Assuming a team is season-ready
If you’ve followed a team closely during the offseason and preseason, you’re not going to be as vulnerable to this sort of mistake. If you haven’t, though, you’ll head in to the opening week using reputations from the previous year to make your decisions, with only a roster to look at. People who only have a roster to use often assume that the players on it will be 100 percent ready to go right out of the gate. Paying attention to teams during the preseason isn’t the most interesting pastime, as those games are meaningless in terms of real competition and often really boring after the first quarter. However, seeing a team’s tendencies early on should provide clues as to how they will open the season.
Giving preseason performance too much credence
During the preseason leading up to the 2008 season, the Detroit Lions didn’t lose a single game.
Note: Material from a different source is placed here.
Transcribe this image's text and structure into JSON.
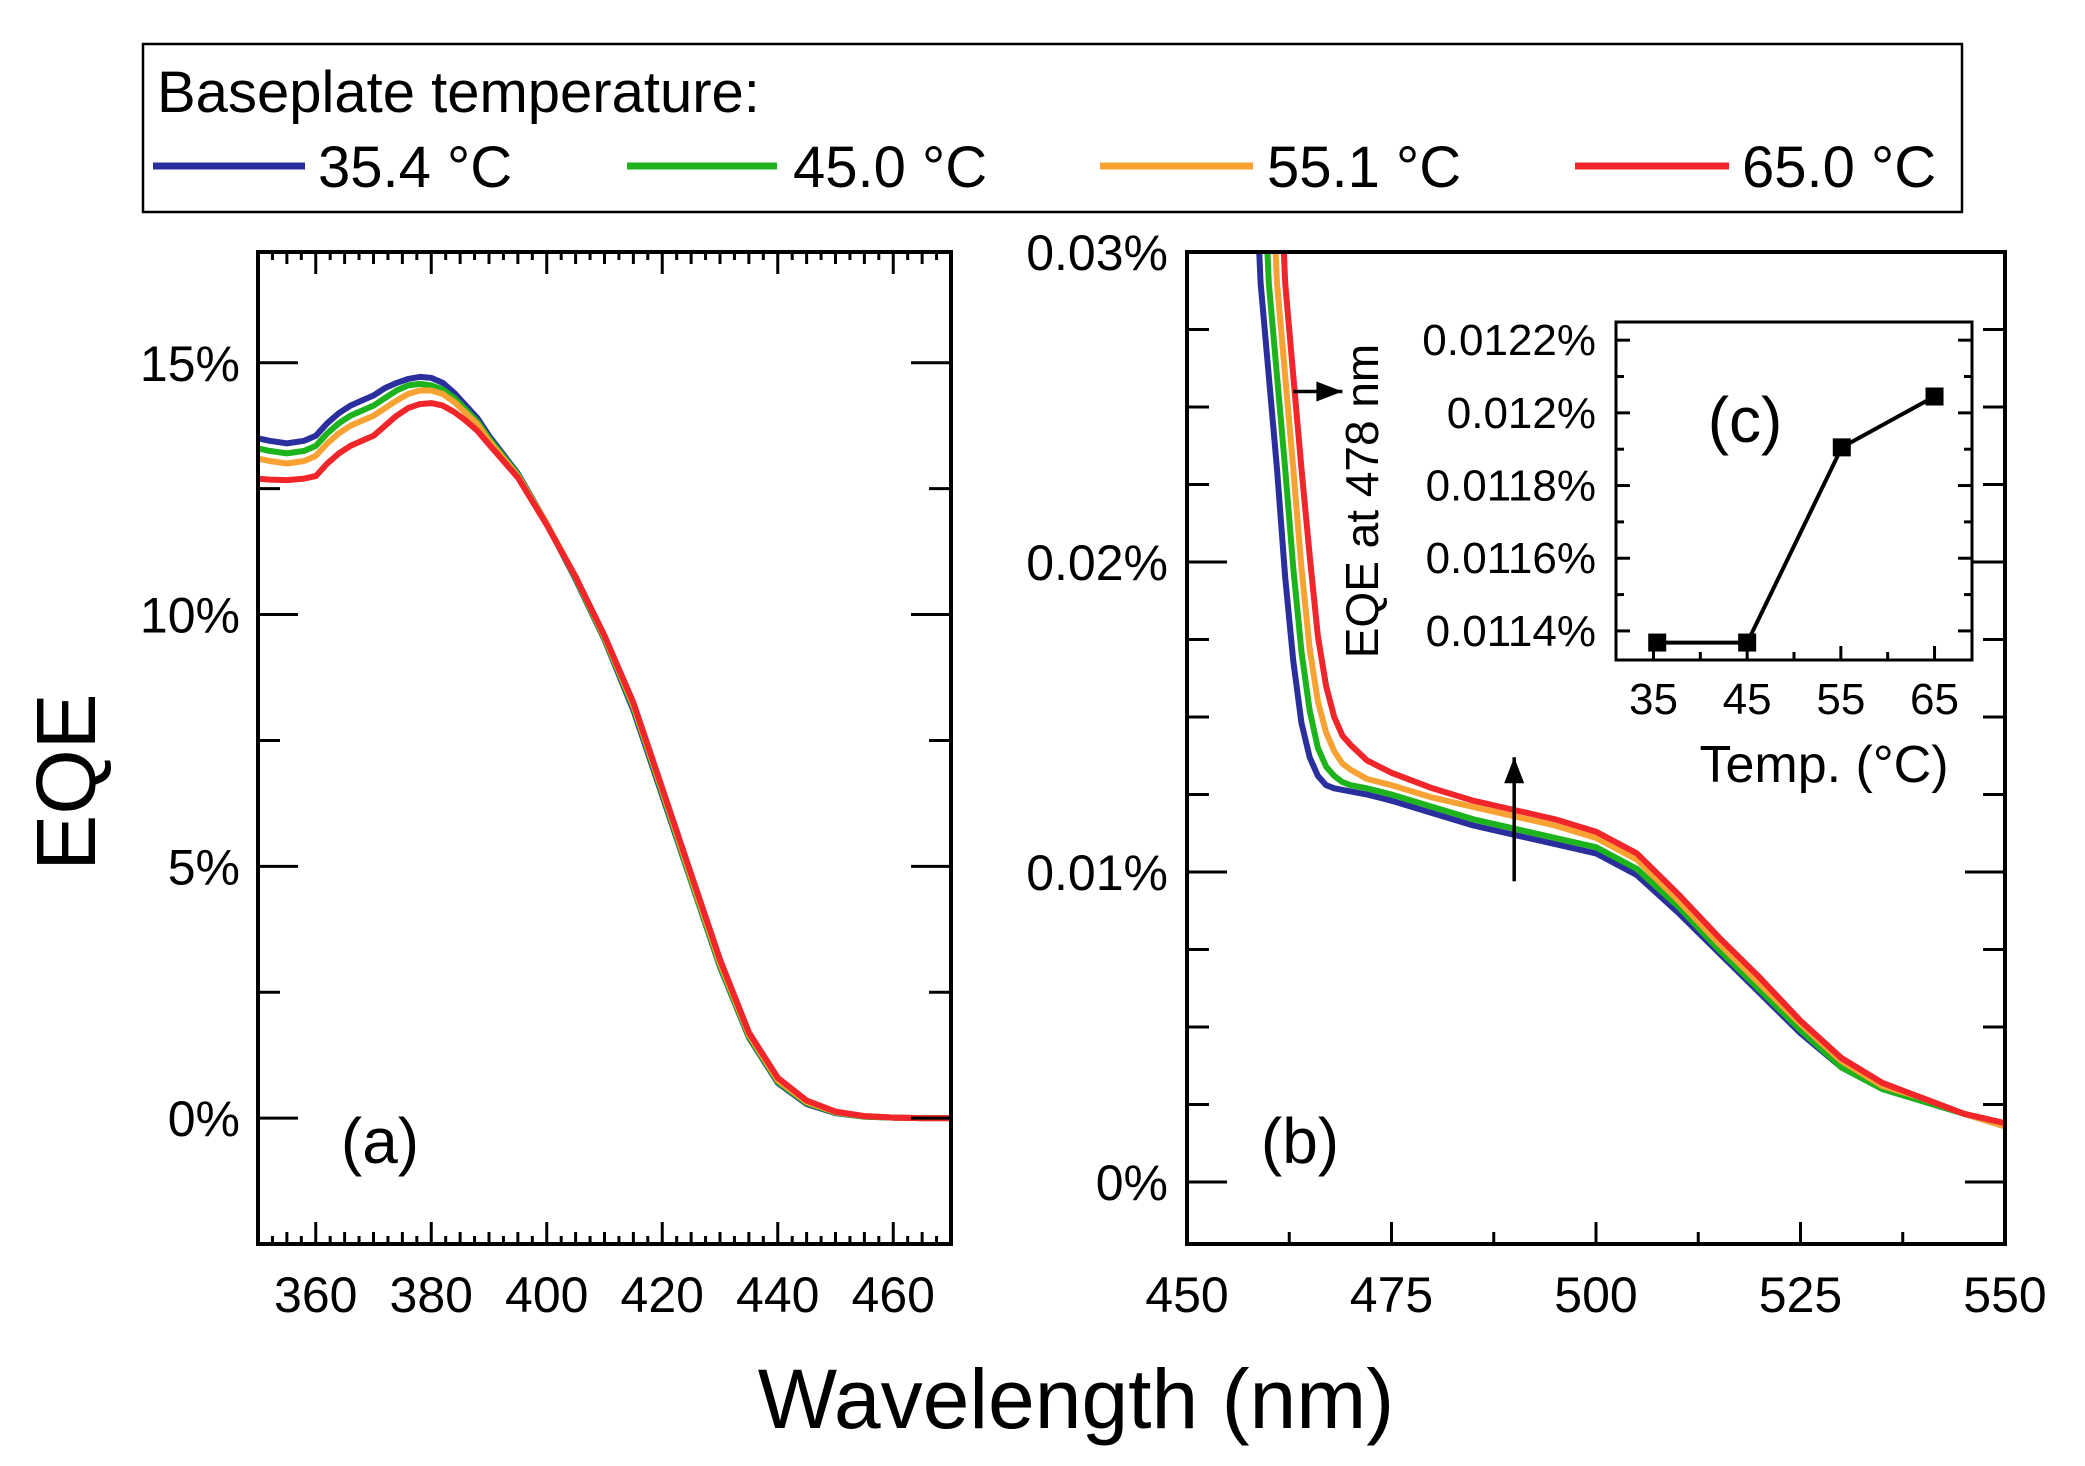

Unfortunately, once the regular season began, they couldn’t win a single one. That’s right, they went 0-16, a historically poor performance. For those who believe that the preseason is worthless for predicting regular season performance, that season is strong evidence. Teams don’t focus on winning preseason games because they are meaningless when it comes to qualifying for the playoffs. Instead, teams focus on seeing new players, learning new plays and remaining healthy. The best teams don’t really care about their preseason win-loss record because they are trying to figure long-term trends out for their teams, so don’t overvalue a good win-loss record in August.
Listening to the positive press
The media covering the NFL are always running around looking for that next story, even during the offseason. This means that there is a lot more quantity than quality in what is printed – and posted online. Many times, reporters are just looking for traffic rather than giving people helpful information.
Every year, the media trumpets praises for particular players and teams that they have come to like over the years. This means that the same teams and often the same players keep getting profiled in the media. The betting public pays attention to this information, but it’s important to be able to distinguish between hype and usable information. The bad news is that teams that get a lot of hype disappoint just as often as they fulfill expectations. This means that you need to do your own research rather than just buying the positive reviews.
Ignoring changes in assistant coach positions
Changes at the head coach position often occupy a lot of the press’ attention. However, sometimes changes at position coaching slots are more important. Remember when the Cowboys had ancient Monte Kiffin at defensive coordinator? His defensive line coach, Rod Marinelli, was credited for building enthusiasm, but it wasn’t until Marinelli became the coordinator that the Cowboys’ defense became credible despite having no real stars on the squad. That subtle shift in leadership led to a major shift in the Cowboys’ success and was instrumental in their return to the postseason.